I started the application process to volunteer for the Red Cross (not a donor). Now I'm just waiting to see which position I'm approved for! I'm also about to start the application process for volunteering at the public library and to babysit and pet the cats at the animal shelter!!
 
I have a "friend" yall. I literally put myself on the front line for. We met during a social gathering of black women here in Austin. I been a sympathetic ear through alot of stuff until stuff started sounding mad familiar. I mean she would bounce stuff off me before she would publicly post things, like an emotional springboard, next thing I know it's on her SM. But then stuff started to not add up. It was like line after line of victimization. I am not one to judge, because I been through alot of things she shared so some people's lives are that unfortunate. But I would share my experience, offer support, you know friend stuff. I am very resourceful. I can get you where you want to go or point you in that direction, because I know people, stuff, processes.


Every time I would post something on the networking page, she would delete it (she is the founder), and I do not post often and it is about a community/ fundraising event. And I see people self promoting all the time. But my post would automatically go into moderation then delete. I also notice another one of our good friends and co founder left the group and it is kinda unmoderated now.
So when I asked her what was up, just casually she says she will look into it then says she battling breast cancer. I tell her I am always there to support, because I went through a double mastectomy and did she need anything treatment wise. She said she was going to handle it holistically. Now she doesn't have cancer.


Okay y'all. Truthfully, I think it's bull crap. She used this angle to get into that particular circle. You know how some people like to build a sympathetic fanbase, like the breast feeding stripper mom/ Musiq Soulchild's former BM. I honestly think she is a social climber that has an extreme need to belong. First it was the activist circle, then she had to pull away, then she pivoted to making dating events then she pivoted to modeling and cancer survivor and now it is the metaphysical circle, because in Austin everyone has to be on a spiritual higher plane *eye roll*. All this things would be left unfinished as she goes to chase the next thing. Just reads disingenuous. Everytime I go out, it is draining. Some people have this need to be known.


I think the realization came when I was at an event, in this awful VIP section, like really what is the use of having premium seating if, one, you cannot see the performer, two, the stage is being blocked by monitors, three, no courtesy bottle service despite you paid 200% over ticket value and I suggested they have bottle service. In a DM!!! ****!!! That deserves a bottle for making YOU money. They served dinner plates without drinks and they were in a take out styrofoam tray. At an all white party and the only people who had tables were VIP. Girl! My dude said the jerk chicken was just baked chicken with a mango glaze. I have yet to have jerk chicken. I am beginning to think it is a rare cuisine or something. How can the rice be over cooked and under cooked at the SAME DAMN TIME?!! Y'all!!!

These Austin promoters playing games and this is why we cannot have nice things. Had the headliner tripping over equipment and weaving through stuff to get to her set up. She tripped, because of the set up! I was like "bae, what is this hoe ish?!!" I am still hot. Tiffany did not deserve that. All the artists performed covers when they had albums because the house band too lazy, dj too lazy or they did not have a sound engineer or they were not getting paid enough. One lady was like f* it. I drove all the way from Killeen, y'all are going to hear my ish. And she was, by far, the best performer of the night. House band off key. A mess!


Whoa...so...yeah, I was there. But I let people sit in my section, was very personable and approachable, I thought. The dress was bad so maybe people were intimidated, that is normal but once you talk to me, I am genuinely a cool person. I am saying all this to say. My "friend" later on the networking page was like "yeah I was there, I saw you and you looked stunning." I was like "aww thank you boo, where were you? You did not say 'hi'? I was looking for familiar faces." She was like next time I will definitely come through and give you hugs. Lip service.
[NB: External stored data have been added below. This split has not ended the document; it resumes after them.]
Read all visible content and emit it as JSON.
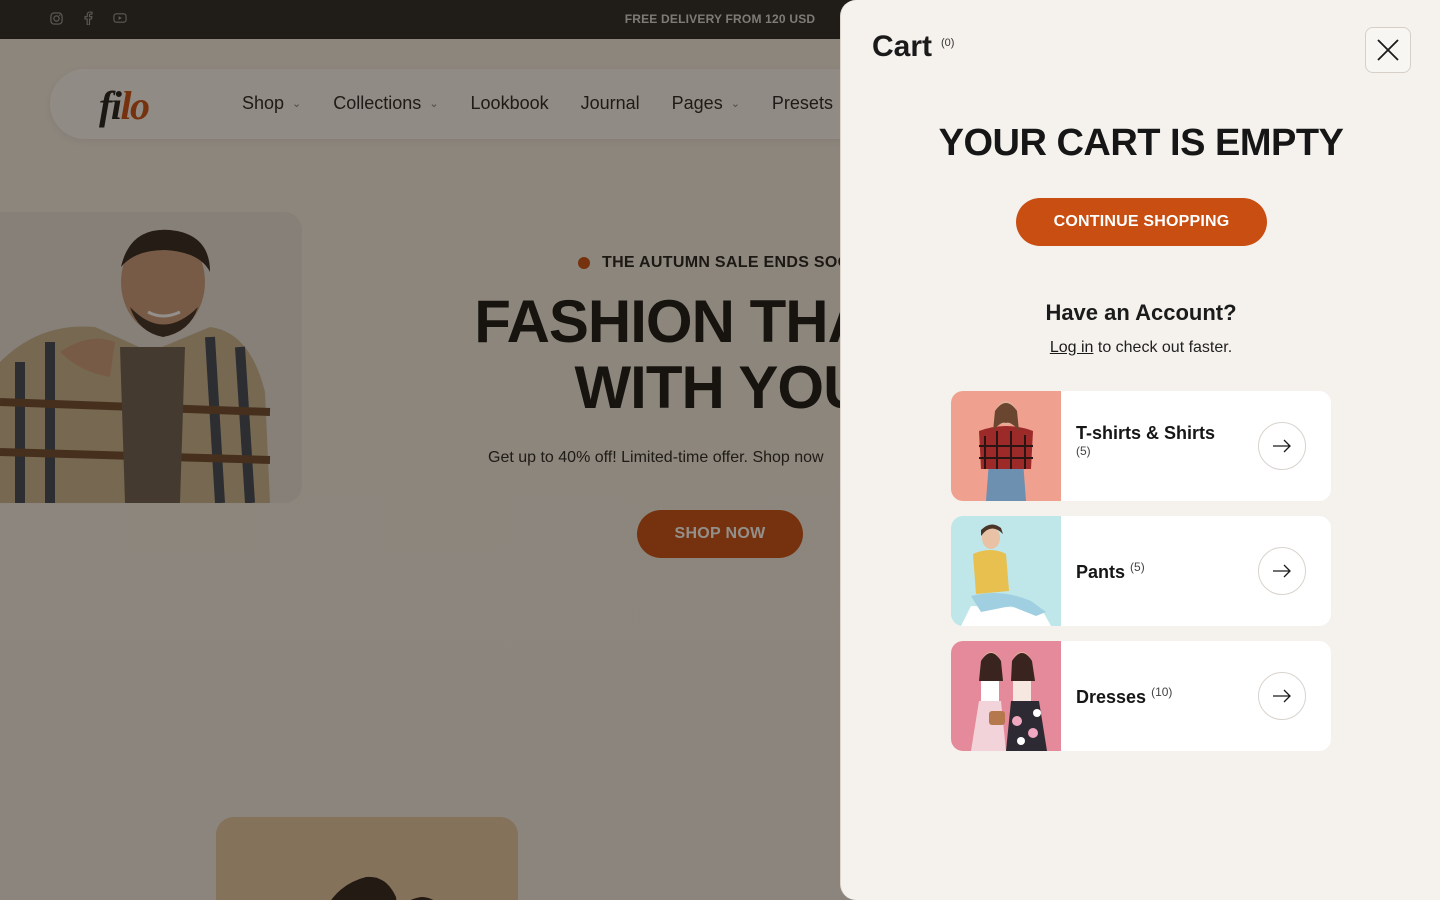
{
  "topbar": {
    "promo": "FREE DELIVERY FROM 120 USD",
    "socials": [
      "instagram-icon",
      "facebook-icon",
      "youtube-icon"
    ]
  },
  "header": {
    "logo_main": "fi",
    "logo_accent": "lo",
    "nav": [
      {
        "label": "Shop",
        "has_dropdown": true
      },
      {
        "label": "Collections",
        "has_dropdown": true
      },
      {
        "label": "Lookbook",
        "has_dropdown": false
      },
      {
        "label": "Journal",
        "has_dropdown": false
      },
      {
        "label": "Pages",
        "has_dropdown": true
      },
      {
        "label": "Presets",
        "has_dropdown": false
      }
    ]
  },
  "hero": {
    "eyebrow": "THE AUTUMN SALE ENDS SOO",
    "title_line1": "FASHION THAT M",
    "title_line2": "WITH YOU",
    "subtitle": "Get up to 40% off! Limited-time offer. Shop now",
    "cta": "SHOP NOW"
  },
  "cart": {
    "title": "Cart",
    "count": "(0)",
    "empty_title": "YOUR CART IS EMPTY",
    "continue_label": "CONTINUE SHOPPING",
    "account_title": "Have an Account?",
    "login_link": "Log in",
    "login_suffix": " to check out faster.",
    "categories": [
      {
        "name": "T-shirts & Shirts",
        "count": "(5)"
      },
      {
        "name": "Pants",
        "count": "(5)"
      },
      {
        "name": "Dresses",
        "count": "(10)"
      }
    ]
  },
  "colors": {
    "accent": "#c84e12",
    "topbar": "#232323",
    "drawer_bg": "#f5f2ee"
  }
}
So me and another associate were talking about this guy that I remember attacked the friend on SM so I went to tag her and it seems I am not her friend anymore. **** no. Was I ever? You are not about to be in my DMs as an emotional springboard. Now you are a "model" with an average of 200 likes with these long arse diatribe about the metaphysical celestial bodies in the fifth house of bull spit because that the way the Austin wind blows. I am not your fan, ****. I am going to stop letting people take my energy and my life story.

Story of my life, too nice, too accomodating. I have no circle. I have a line segment. Literally Point A to Point B. I am so disillusion about the Austin market. I been doing some reflection. Like how I see things versus how people see me. I asked the other co founder, like, honestly, what is it? Everyone tends to recuse themselves eventually. There is no real energy here. Only fascades.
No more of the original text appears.